Created at The Bartlett
Neverland presents a new typology of retirement home, exploring the possibilities of retaining youthfulness in old age through both a playful and practical architecture. The retirement community is based on a floating island that would sail around the surreal landscape of the Great Salt Lake in Utah. Taking reference from the concept of cruising on ships, Neverland aims to manifests this idea to create an everlasting cruise that docks between different jetties around the lake that house different events and activities. Indeed the architecture draws inspiration from that of holiday-making and seaside towns to create a permanent state of happiness and relaxation.
It is a utopian lifestyle for a geriatric population, whereby the inhabitants would start a new life, leaving behind their previous residence in search of a brighter retirement. The project also explores the extent to which utopian societies can exist, with Neverland being supported by a service layer underbelly. There is a clear divide between the paradisal world that exists above ground and the back-of-house who work to keep it ticking below ground. Neverland has been particularly interesting to me, as a twenty-one year old, my vision of old age exists almost through rose-tinted spectacles. Neverland is therefore deliberately naive in its interpretation of old age, creating an architecture and a lifestyle that is hyperbolic in positivity and fun.
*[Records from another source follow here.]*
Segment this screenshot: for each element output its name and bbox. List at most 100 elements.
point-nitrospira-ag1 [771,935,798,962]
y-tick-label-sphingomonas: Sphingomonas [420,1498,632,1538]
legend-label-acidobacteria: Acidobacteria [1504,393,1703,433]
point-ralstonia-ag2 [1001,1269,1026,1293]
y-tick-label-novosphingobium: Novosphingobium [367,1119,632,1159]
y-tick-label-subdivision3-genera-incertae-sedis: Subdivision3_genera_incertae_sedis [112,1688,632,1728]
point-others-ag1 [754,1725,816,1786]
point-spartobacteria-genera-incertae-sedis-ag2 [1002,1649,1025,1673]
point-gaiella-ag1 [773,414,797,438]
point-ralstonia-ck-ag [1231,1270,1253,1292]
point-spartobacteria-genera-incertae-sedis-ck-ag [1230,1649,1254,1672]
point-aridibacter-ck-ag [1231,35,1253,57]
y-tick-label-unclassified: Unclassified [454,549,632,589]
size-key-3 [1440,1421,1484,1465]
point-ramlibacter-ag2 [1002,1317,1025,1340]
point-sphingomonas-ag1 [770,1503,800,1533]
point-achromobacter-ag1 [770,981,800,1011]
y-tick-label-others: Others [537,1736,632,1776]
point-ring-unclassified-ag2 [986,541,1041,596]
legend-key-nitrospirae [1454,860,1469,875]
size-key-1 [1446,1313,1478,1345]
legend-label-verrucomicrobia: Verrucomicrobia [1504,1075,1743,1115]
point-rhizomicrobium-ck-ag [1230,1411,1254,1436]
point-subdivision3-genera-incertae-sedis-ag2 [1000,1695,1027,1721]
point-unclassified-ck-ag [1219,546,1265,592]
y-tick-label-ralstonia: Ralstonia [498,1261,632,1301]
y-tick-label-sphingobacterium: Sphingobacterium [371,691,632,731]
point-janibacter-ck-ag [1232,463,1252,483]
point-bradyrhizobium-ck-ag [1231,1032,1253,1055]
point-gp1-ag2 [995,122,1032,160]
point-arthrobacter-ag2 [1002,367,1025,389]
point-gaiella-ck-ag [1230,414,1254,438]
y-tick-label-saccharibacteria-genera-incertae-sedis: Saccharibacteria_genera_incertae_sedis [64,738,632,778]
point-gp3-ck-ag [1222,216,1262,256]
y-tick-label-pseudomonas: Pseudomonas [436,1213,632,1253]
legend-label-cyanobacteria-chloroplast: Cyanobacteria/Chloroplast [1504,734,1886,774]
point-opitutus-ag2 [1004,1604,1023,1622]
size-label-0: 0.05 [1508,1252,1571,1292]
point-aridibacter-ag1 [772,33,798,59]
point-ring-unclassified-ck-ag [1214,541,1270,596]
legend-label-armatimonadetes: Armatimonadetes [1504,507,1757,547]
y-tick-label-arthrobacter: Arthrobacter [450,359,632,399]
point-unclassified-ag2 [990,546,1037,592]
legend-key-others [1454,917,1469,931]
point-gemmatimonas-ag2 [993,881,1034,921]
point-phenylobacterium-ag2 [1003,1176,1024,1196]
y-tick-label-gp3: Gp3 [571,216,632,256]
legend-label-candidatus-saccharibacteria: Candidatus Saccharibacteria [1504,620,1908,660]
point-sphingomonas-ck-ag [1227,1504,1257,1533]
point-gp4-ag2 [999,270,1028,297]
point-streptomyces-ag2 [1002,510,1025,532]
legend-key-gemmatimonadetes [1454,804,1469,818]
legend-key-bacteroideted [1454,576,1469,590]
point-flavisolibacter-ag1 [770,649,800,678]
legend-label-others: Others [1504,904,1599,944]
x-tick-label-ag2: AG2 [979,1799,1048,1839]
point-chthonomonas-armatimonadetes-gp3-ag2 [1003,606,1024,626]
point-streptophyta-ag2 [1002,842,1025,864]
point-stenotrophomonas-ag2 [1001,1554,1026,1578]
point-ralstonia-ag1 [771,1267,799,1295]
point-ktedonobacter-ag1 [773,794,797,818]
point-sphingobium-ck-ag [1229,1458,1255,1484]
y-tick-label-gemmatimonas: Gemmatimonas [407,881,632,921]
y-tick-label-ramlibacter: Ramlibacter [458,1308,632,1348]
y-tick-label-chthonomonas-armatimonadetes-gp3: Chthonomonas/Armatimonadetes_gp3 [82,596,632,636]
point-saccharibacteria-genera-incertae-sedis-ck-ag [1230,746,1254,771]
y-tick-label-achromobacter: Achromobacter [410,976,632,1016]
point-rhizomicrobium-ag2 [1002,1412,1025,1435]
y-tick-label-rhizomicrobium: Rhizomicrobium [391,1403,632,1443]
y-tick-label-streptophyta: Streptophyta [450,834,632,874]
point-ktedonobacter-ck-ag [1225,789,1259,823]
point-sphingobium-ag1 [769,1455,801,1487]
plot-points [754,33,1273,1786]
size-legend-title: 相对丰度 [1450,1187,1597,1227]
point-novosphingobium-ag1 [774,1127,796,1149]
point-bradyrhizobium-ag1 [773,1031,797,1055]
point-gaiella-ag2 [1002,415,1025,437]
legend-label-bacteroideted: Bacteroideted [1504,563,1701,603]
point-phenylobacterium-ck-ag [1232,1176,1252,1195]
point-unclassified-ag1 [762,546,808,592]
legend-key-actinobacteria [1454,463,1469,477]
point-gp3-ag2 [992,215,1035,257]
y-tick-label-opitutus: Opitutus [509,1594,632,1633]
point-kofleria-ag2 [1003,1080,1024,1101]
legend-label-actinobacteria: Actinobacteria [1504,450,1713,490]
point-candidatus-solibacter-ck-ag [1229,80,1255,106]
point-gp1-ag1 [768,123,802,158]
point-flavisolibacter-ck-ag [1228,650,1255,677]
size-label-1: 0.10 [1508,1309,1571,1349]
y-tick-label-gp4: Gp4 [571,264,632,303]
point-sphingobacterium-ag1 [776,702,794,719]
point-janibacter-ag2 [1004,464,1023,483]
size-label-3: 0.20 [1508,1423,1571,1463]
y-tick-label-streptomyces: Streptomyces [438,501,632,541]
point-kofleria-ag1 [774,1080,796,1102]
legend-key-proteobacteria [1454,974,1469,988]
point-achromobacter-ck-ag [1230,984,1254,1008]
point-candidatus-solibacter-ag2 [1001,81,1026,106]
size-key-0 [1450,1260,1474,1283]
The idea for Neverland was conceived on a research trip across the American landscape, observing the idiosyncrasies of American life. From the religious Mormon communities of Utah to the hyperreal environments of Las Vegas, I became fascinated by the different guises of old age and the conditions by which people grow older. I therefore focussed my project on creating an innovative architectural solution to the ageing population of the United States. I aimed to design a unique architecture that could fabricate a feeling of optimism and joy when housing a geriatric population. For its theme of youthfulness in old age, I called it Neverland.